In 1940, Pearce enlisted in the US Cavalry where he earned the rank of sergeant. He later attended Officer Candidate School at Fort Riley, Kansas, and became a commissioned officer. In 1945, he was discharged with the rank of major.

==Ranching==
In 1938, Pearce started ranching which included raising Braford and Brangus beef cattle on his ranches in Brazoria, Atascosa and Maverick Counties in Texas. He also bred and raised Quarter Horses for AQHA racing, halter and various other performance events including cutting. Pearce owned Cricket's Dollye, 1975 AQHA World Champion Sr. Cutting ridden by Sonny Rice of Rosharon, Texas.

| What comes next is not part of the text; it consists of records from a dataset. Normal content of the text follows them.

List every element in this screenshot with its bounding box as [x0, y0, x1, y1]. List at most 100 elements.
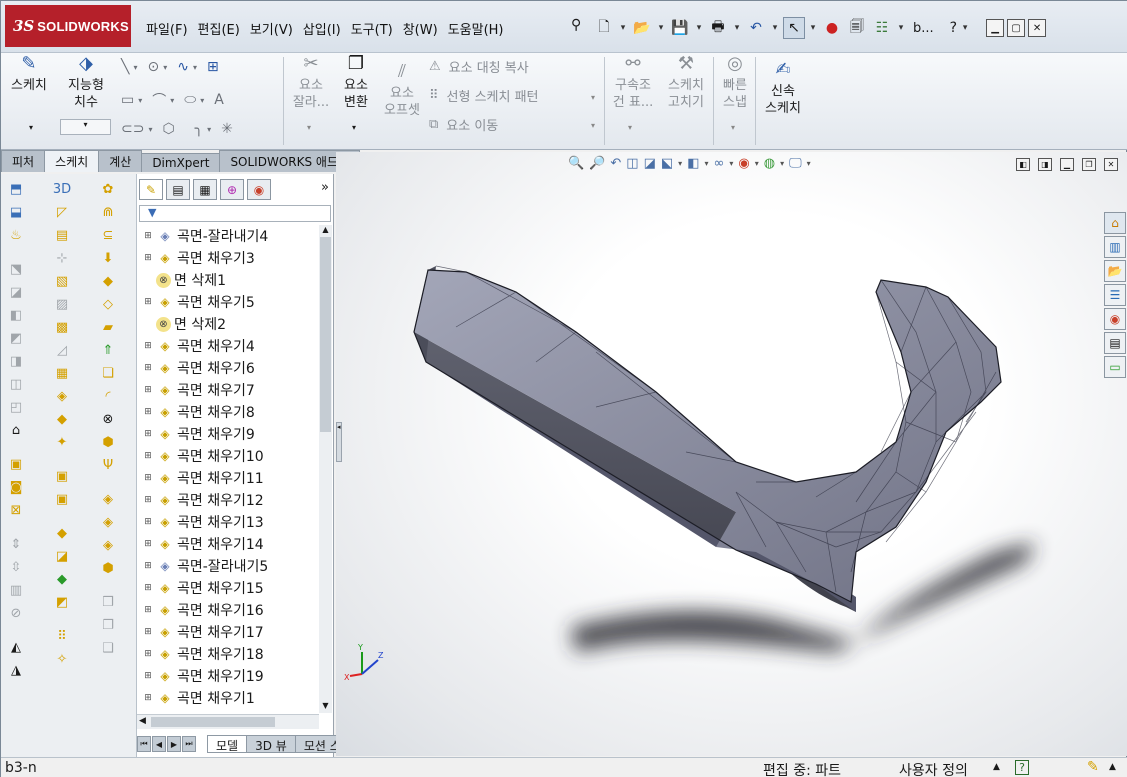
boundary-icon[interactable]: ◪ — [7, 283, 25, 301]
relations-dropdown-icon[interactable]: ▾ — [628, 123, 632, 132]
point-icon[interactable]: ✳ — [221, 121, 233, 137]
close-button[interactable]: ✕ — [1028, 19, 1047, 37]
surface-flatten-icon[interactable]: ▰ — [99, 318, 117, 336]
new-dropdown-icon[interactable]: ▾ — [618, 23, 628, 33]
help-dropdown-icon[interactable]: ▾ — [960, 23, 970, 33]
quick-tips-help-icon[interactable]: ? — [1015, 760, 1029, 775]
quick-snaps-dropdown-icon[interactable]: ▾ — [731, 123, 735, 132]
tree-node[interactable]: ⊞ ◈ 곡면 채우기5 — [137, 291, 319, 313]
loft-icon[interactable]: ⬔ — [7, 260, 25, 278]
smart-dimension-dropdown[interactable]: ▾ — [60, 119, 111, 135]
repair-sketch-button[interactable]: ⚒ 스케치 고치기 — [663, 55, 709, 111]
ellipse-icon[interactable]: ⬭ — [184, 92, 196, 108]
mid-surface-icon[interactable]: ◩ — [53, 593, 71, 611]
tree-node[interactable]: ⊞ ◈ 곡면 채우기9 — [137, 423, 319, 445]
save-dropdown-icon[interactable]: ▾ — [694, 23, 704, 33]
mirror-entities-button[interactable]: ⚠ 요소 대칭 복사 — [429, 57, 529, 76]
viewport-tile-1-button[interactable]: ◧ — [1016, 158, 1030, 171]
help-search-icon[interactable]: ? — [950, 20, 957, 36]
view-orientation-icon[interactable]: ⬕ — [661, 156, 673, 171]
surface-copy-icon[interactable]: ❏ — [99, 364, 117, 382]
expand-icon[interactable]: ⊞ — [142, 671, 154, 681]
solidworks-resources-icon[interactable]: ⌂ — [1104, 212, 1126, 234]
hide-show-items-icon[interactable]: ∞ — [714, 156, 725, 171]
viewport-tile-2-button[interactable]: ◨ — [1038, 158, 1052, 171]
ref-geom-3-icon[interactable]: ◈ — [99, 536, 117, 554]
custom-properties-icon[interactable]: ▤ — [1104, 332, 1126, 354]
trim-dropdown-icon[interactable]: ▾ — [307, 123, 311, 132]
surface-knit-icon[interactable]: ◇ — [99, 295, 117, 313]
expand-icon[interactable]: ⊞ — [142, 627, 154, 637]
extrude-icon[interactable]: ⬒ — [7, 180, 25, 198]
loft-surface-icon[interactable]: ⋒ — [99, 203, 117, 221]
curves-icon[interactable]: ◭ — [7, 638, 25, 656]
scroll-left-icon[interactable]: ◀ — [139, 716, 146, 726]
tree-node[interactable]: ⊞ ◈ 곡면 채우기16 — [137, 599, 319, 621]
new-document-icon[interactable]: 🗋 — [593, 17, 615, 39]
3d-sketch-icon[interactable]: 3D — [53, 180, 71, 198]
expand-icon[interactable]: ⊞ — [142, 385, 154, 395]
tree-filter-icon[interactable]: ▼ — [139, 205, 331, 222]
expand-icon[interactable]: ⊞ — [142, 693, 154, 703]
text-icon[interactable]: A — [214, 92, 224, 108]
tree-node[interactable]: ⊞ ◈ 곡면-잘라내기5 — [137, 555, 319, 577]
tree-node[interactable]: ⊞ ◈ 곡면 채우기6 — [137, 357, 319, 379]
pattern-feature-icon[interactable]: ⠿ — [53, 627, 71, 645]
smart-dimension-button[interactable]: ⬗ 지능형 치수 — [61, 55, 111, 111]
open-dropdown-icon[interactable]: ▾ — [656, 23, 666, 33]
status-options-dropdown-icon[interactable]: ▲ — [1109, 762, 1116, 772]
cut-with-surface-icon[interactable]: ◪ — [53, 547, 71, 565]
scroll-up-icon[interactable]: ▲ — [319, 225, 332, 237]
surface-mesh-icon[interactable]: ⊠ — [7, 501, 25, 519]
ref-geom-1-icon[interactable]: ◈ — [99, 490, 117, 508]
offset-entities-button[interactable]: ⫽ 요소 오프셋 — [379, 63, 425, 119]
revolve-icon[interactable]: ⬓ — [7, 203, 25, 221]
tree-node[interactable]: ⊞ ◈ 곡면 채우기4 — [137, 335, 319, 357]
tree-node[interactable]: ⊞ ◈ 곡면 채우기17 — [137, 621, 319, 643]
chamfer-icon[interactable]: ◨ — [7, 352, 25, 370]
select-dropdown-icon[interactable]: ▾ — [808, 23, 818, 33]
filled-surface-icon[interactable]: ▩ — [53, 318, 71, 336]
trim-entities-button[interactable]: ✂ 요소 잘라... — [291, 55, 331, 111]
prev-tab-icon[interactable]: ◀ — [152, 736, 166, 752]
expand-icon[interactable]: ⊞ — [142, 297, 154, 307]
tree-node[interactable]: ⊞ ◈ 곡면 채우기10 — [137, 445, 319, 467]
solidworks-logo[interactable]: 3S SOLIDWORKS — [5, 5, 131, 47]
expand-icon[interactable]: ⊞ — [142, 649, 154, 659]
move-dropdown-icon[interactable]: ▾ — [591, 121, 595, 130]
view-palette-icon[interactable]: ☰ — [1104, 284, 1126, 306]
planar-surface-icon[interactable]: ▤ — [53, 226, 71, 244]
boundary-surface-icon[interactable]: ⊆ — [99, 226, 117, 244]
previous-view-icon[interactable]: ↶ — [610, 156, 621, 171]
dome-icon[interactable]: ⌂ — [7, 421, 25, 439]
tree-node[interactable]: ⊞ ◈ 곡면 채우기7 — [137, 379, 319, 401]
expand-icon[interactable]: ⊞ — [142, 429, 154, 439]
view-tab-1[interactable]: 3D 뷰 — [246, 735, 296, 753]
sweep-icon[interactable]: ♨ — [7, 226, 25, 244]
section-view-icon[interactable]: ◫ — [626, 156, 638, 171]
tree-node[interactable]: ⊞ ◈ 곡면 채우기12 — [137, 489, 319, 511]
instant-sketch-button[interactable]: ✍ 신속 스케치 — [759, 61, 807, 117]
tree-node[interactable]: ⊞ ◈ 곡면 채우기18 — [137, 643, 319, 665]
curve-1-icon[interactable]: ❒ — [99, 593, 117, 611]
tree-node[interactable]: ⊞ ◈ 곡면 채우기1 — [137, 687, 319, 709]
box-icon[interactable]: ⬢ — [99, 433, 117, 451]
rectangle-icon[interactable]: ▭ — [121, 92, 134, 108]
expand-icon[interactable]: ⊞ — [142, 583, 154, 593]
delete-face-icon[interactable]: ▣ — [53, 467, 71, 485]
shell-icon[interactable]: ◫ — [7, 375, 25, 393]
menu-item[interactable]: 도구(T) — [346, 13, 398, 44]
collapse-panel-handle[interactable]: ◂ — [336, 422, 342, 462]
weld-icon[interactable]: Ψ — [99, 456, 117, 474]
view-tab-0[interactable]: 모델 — [207, 735, 248, 753]
expand-icon[interactable]: ⊞ — [142, 407, 154, 417]
ref-geom-2-icon[interactable]: ◈ — [99, 513, 117, 531]
freeform-icon[interactable]: ⬇ — [99, 249, 117, 267]
trim-surface-icon[interactable]: ◆ — [53, 410, 71, 428]
surface-extrude-icon[interactable]: ▣ — [7, 455, 25, 473]
sweep-surface-icon[interactable]: ✿ — [99, 180, 117, 198]
tab-3[interactable]: DimXpert — [141, 153, 221, 172]
feature-tree-tab-icon[interactable]: ✎ — [139, 179, 163, 200]
restore-button[interactable]: ▢ — [1007, 19, 1026, 37]
select-cursor-icon[interactable]: ↖ — [783, 17, 805, 39]
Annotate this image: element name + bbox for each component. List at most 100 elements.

==Houston Livestock Show and Rodeo==
Pearce volunteered with the Houston Livestock Show and Rodeo for which he also served on the executive committee as president and CEO. He remained an active executive committee member until his death in 2012. As a result of his dedication and significant contributions to the event, Pearce became known as "Mr. Houston Livestock Show".

There is a bronze statue in Carruth Plaza at Reliant Park titled Dreams and Memories by sculptor Jim Reno that was dedicated to Pearce in 1986. The statue depicts a young boy standing with his hands on a calf in front of him while looking up a cowboy that bears a striking resemblance to Louis Pearce Jr. sitting on a horse looking down kindly at the boy. The depiction represents the past and future of the Houston Livestock Show and Rodeo.
The Louis M. Pearce Jr. Board Dining Room at the Houston Livestock Show and Rodeo was also named in his honor.